The Data Controller is the company COS.PEL. S.r.l. (VAT No.: IT02145810046), with registered office in Via Venezia, 58 – 12084 Mondovì, ITALY.

E-mail: cospel@cospel.it; Legal mail: cospelsrl@legalmail.it; Tel: +39 0174 69 85 02.

CATEGORIES OF DATA, PURPOSES AND LEGAL BASIS

Navigation data

In order to allow navigation on the website and enjoyment of the contents, the Data Controller performs the processing of some personal data whose transmission is implicit in the use of Internet protocols, such as the IP address of the device, the address of the requested resource, the date and time of the request, the method used to submit the request to the server, the size of the file obtained in response, the numerical code indicating the status of the response given by the server (successful, error, etc.), as well as a series of parameters relating to the user’s device (operating system, browser, etc.).

This data is also processed to obtain anonymous statistical information on the use of the website and to check its correct functioning.

The legal basis for the treatments listed above is represented by the legitimate interest of the Data Controller (art. 6.1.f GDPR), consisting in making the website accessible to the public and checking its correct functioning.

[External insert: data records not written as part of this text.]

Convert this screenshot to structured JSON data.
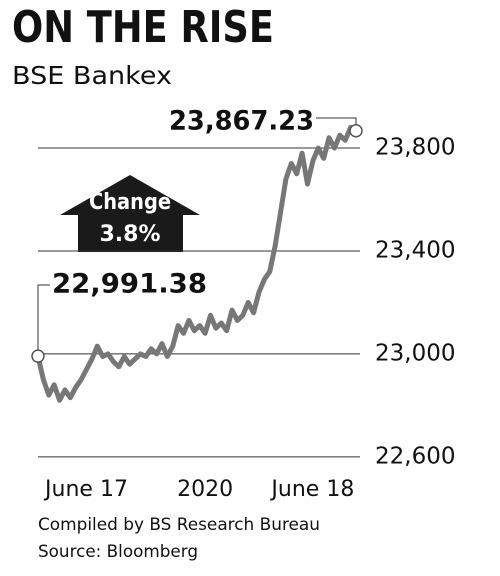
{
  "chart_data": {
    "type": "line",
    "title": "ON THE RISE",
    "subtitle": "BSE Bankex",
    "annotation": {
      "line1": "Change",
      "line2": "3.8%"
    },
    "categories": [
      null,
      null,
      null,
      null,
      null,
      null,
      null,
      null,
      null,
      "June 17",
      null,
      null,
      null,
      null,
      null,
      null,
      null,
      null,
      null,
      null,
      null,
      null,
      null,
      null,
      null,
      null,
      null,
      null,
      null,
      null,
      null,
      "2020",
      null,
      null,
      null,
      null,
      null,
      null,
      null,
      null,
      null,
      null,
      null,
      null,
      null,
      null,
      null,
      null,
      null,
      null,
      null,
      "June 18",
      null,
      null,
      null,
      null,
      null,
      null,
      null,
      null
    ],
    "series": [
      {
        "name": "BSE Bankex",
        "color": "#777777",
        "values": [
          22991.38,
          22900,
          22840,
          22880,
          22820,
          22860,
          22830,
          22870,
          22900,
          22940,
          22980,
          23030,
          22990,
          23000,
          22970,
          22950,
          22990,
          22960,
          22980,
          23000,
          22990,
          23020,
          23000,
          23040,
          22990,
          23030,
          23110,
          23080,
          23130,
          23090,
          23110,
          23080,
          23150,
          23100,
          23120,
          23090,
          23170,
          23130,
          23150,
          23200,
          23160,
          23240,
          23290,
          23320,
          23420,
          23550,
          23680,
          23740,
          23700,
          23780,
          23660,
          23750,
          23800,
          23760,
          23840,
          23800,
          23850,
          23830,
          23880,
          23867.23
        ],
        "value_labels": [
          "22,991.38",
          null,
          null,
          null,
          null,
          null,
          null,
          null,
          null,
          null,
          null,
          null,
          null,
          null,
          null,
          null,
          null,
          null,
          null,
          null,
          null,
          null,
          null,
          null,
          null,
          null,
          null,
          null,
          null,
          null,
          null,
          null,
          null,
          null,
          null,
          null,
          null,
          null,
          null,
          null,
          null,
          null,
          null,
          null,
          null,
          null,
          null,
          null,
          null,
          null,
          null,
          null,
          null,
          null,
          null,
          null,
          null,
          null,
          null,
          "23,867.23"
        ]
      }
    ],
    "ylim": [
      22580,
      23940
    ],
    "yticks": [
      {
        "value": 22600,
        "label": "22,600"
      },
      {
        "value": 23000,
        "label": "23,000"
      },
      {
        "value": 23400,
        "label": "23,400"
      },
      {
        "value": 23800,
        "label": "23,800"
      }
    ],
    "grid": true,
    "notes": [
      "Compiled by BS Research Bureau",
      "Source: Bloomberg"
    ]
  }
}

Data communicated by the user

The optional, explicit and voluntary sending of messages to the contact addresses of the Data Controller, private messages sent by users to profiles/pages on any social media (where this possibility is envisaged), as well as the filling in and forwarding of forms on the website, involve the acquisition of the sender’s contact data, necessary to reply, as well as all personal data included in the communications.

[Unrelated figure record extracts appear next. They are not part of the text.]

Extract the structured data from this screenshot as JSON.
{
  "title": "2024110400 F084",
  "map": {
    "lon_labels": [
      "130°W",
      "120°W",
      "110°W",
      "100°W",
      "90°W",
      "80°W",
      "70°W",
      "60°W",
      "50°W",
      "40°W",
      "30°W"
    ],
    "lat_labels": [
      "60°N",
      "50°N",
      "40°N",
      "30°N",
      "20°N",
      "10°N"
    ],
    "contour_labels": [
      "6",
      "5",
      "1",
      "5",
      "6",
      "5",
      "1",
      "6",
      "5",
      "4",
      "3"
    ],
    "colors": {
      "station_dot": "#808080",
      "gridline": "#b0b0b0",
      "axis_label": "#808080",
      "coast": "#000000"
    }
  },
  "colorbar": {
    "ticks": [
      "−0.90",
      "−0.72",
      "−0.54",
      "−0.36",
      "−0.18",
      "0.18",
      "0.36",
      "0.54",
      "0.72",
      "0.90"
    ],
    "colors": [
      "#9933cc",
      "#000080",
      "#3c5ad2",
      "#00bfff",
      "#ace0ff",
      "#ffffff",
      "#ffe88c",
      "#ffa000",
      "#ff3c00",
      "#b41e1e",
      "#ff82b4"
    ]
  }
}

Specific information will be published on the pages prepared for the provision of these services.

DATA RECIPIENTS

The recipients of the personal data are the suppliers of the Data Controller’s IT services, who act as Data Processors, as well as the personnel in charge of data processing, on the basis of specific instructions given by the Data Controller.

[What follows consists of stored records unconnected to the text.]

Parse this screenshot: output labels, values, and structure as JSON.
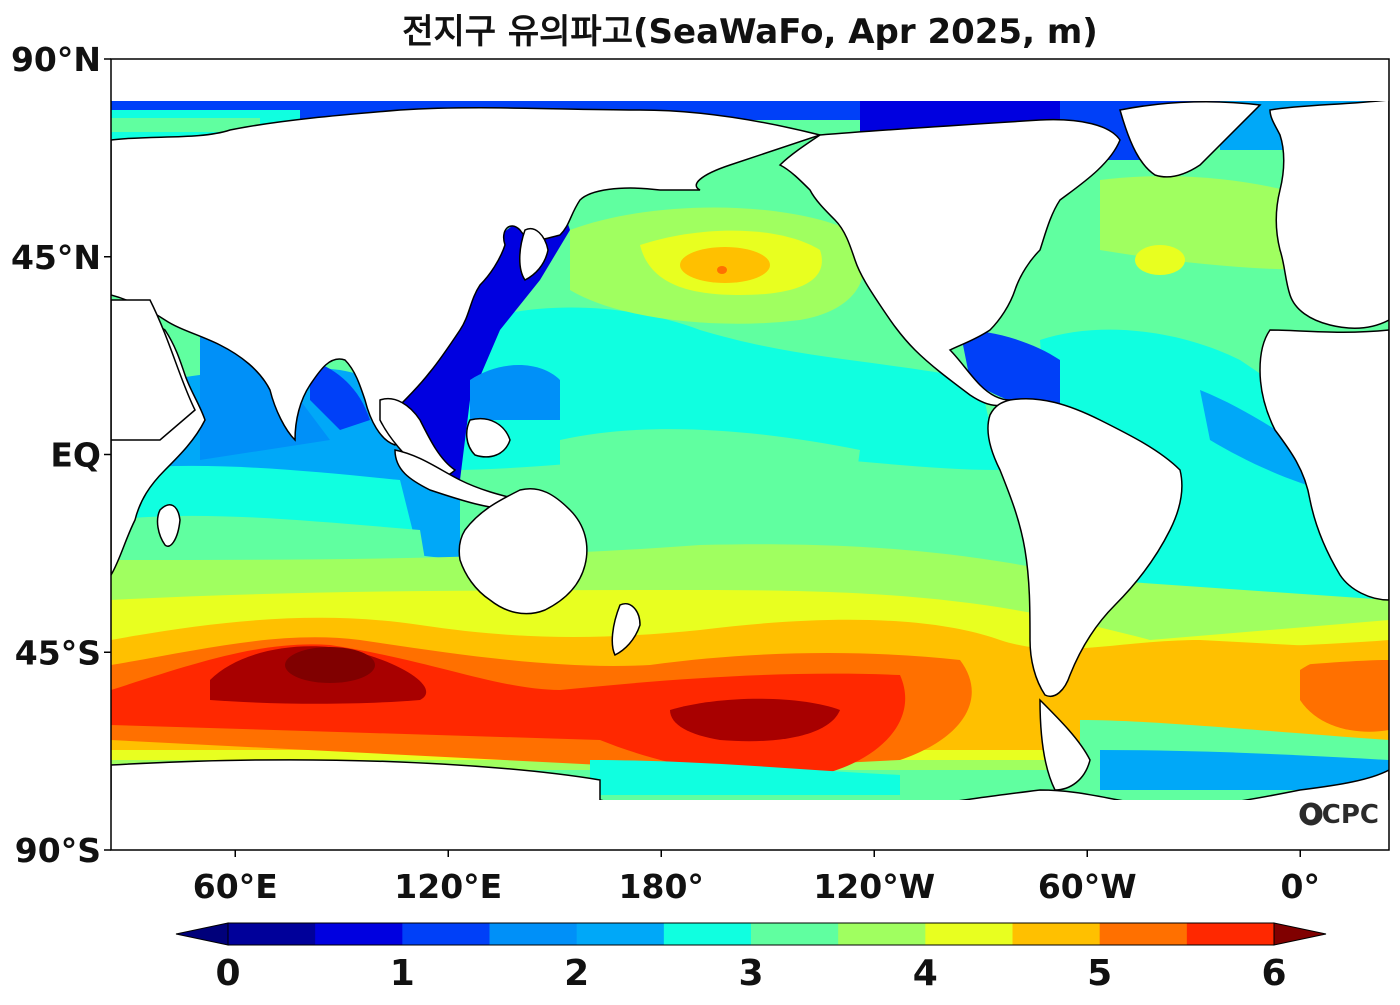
{
  "title": "전지구 유의파고(SeaWaFo, Apr 2025, m)",
  "logo": "OCPC",
  "map": {
    "lon_range": [
      25,
      385
    ],
    "lat_range": [
      -90,
      90
    ],
    "y_ticks": [
      {
        "lat": 90,
        "label": "90°N"
      },
      {
        "lat": 45,
        "label": "45°N"
      },
      {
        "lat": 0,
        "label": "EQ"
      },
      {
        "lat": -45,
        "label": "45°S"
      },
      {
        "lat": -90,
        "label": "90°S"
      }
    ],
    "x_ticks": [
      {
        "lon": 60,
        "label": "60°E"
      },
      {
        "lon": 120,
        "label": "120°E"
      },
      {
        "lon": 180,
        "label": "180°"
      },
      {
        "lon": 240,
        "label": "120°W"
      },
      {
        "lon": 300,
        "label": "60°W"
      },
      {
        "lon": 360,
        "label": "0°"
      }
    ]
  },
  "colorbar": {
    "min": 0,
    "max": 6,
    "step": 0.5,
    "tick_labels": [
      "0",
      "1",
      "2",
      "3",
      "4",
      "5",
      "6"
    ],
    "colors": [
      "#00009a",
      "#0000e0",
      "#0040f8",
      "#0090f8",
      "#00a8f8",
      "#10ffe0",
      "#60ffa0",
      "#a0ff60",
      "#e8ff20",
      "#ffc000",
      "#ff7000",
      "#ff2800",
      "#a80000"
    ],
    "under_color": "#00007a",
    "over_color": "#800000"
  }
}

TRANSFER OF DATA OUTSIDE THE EEA

The Data Controller does not intend to transfer the personal data collected abroad, however, should this prove necessary, such data may be processed by entities operating outside the European Economic Area only on the basis of an adequacy decision of the European Commission or other condition provided for in Chapter V of the GDPR.

RETENTION PERIOD

The storage of cookies in terminals or browsers is under your control.

Any navigation data recorded in the server logs will be stored for a period not exceeding 10 days.

RIGHTS OF DATA SUBJECTS

Interested parties have the right to:

1. access to their own data held by the Data Controller,
2. request their correction and/or deletion, if the conditions are met,
3. request the restriction of processing, if the conditions are met,
4. oppose the processing, if the conditions are met,

with direct request to the Data Controller at the above-mentioned addresses.

In the event that they believe that the processing of personal data is in violation of the European Regulation 2016/679, the interested parties also have the right to lodge a complaint to the Control Authority in which they usually reside or work (for taly: Garante per la Protezione dei Dati Personali), or to refer the matter to the competent Judicial Authority.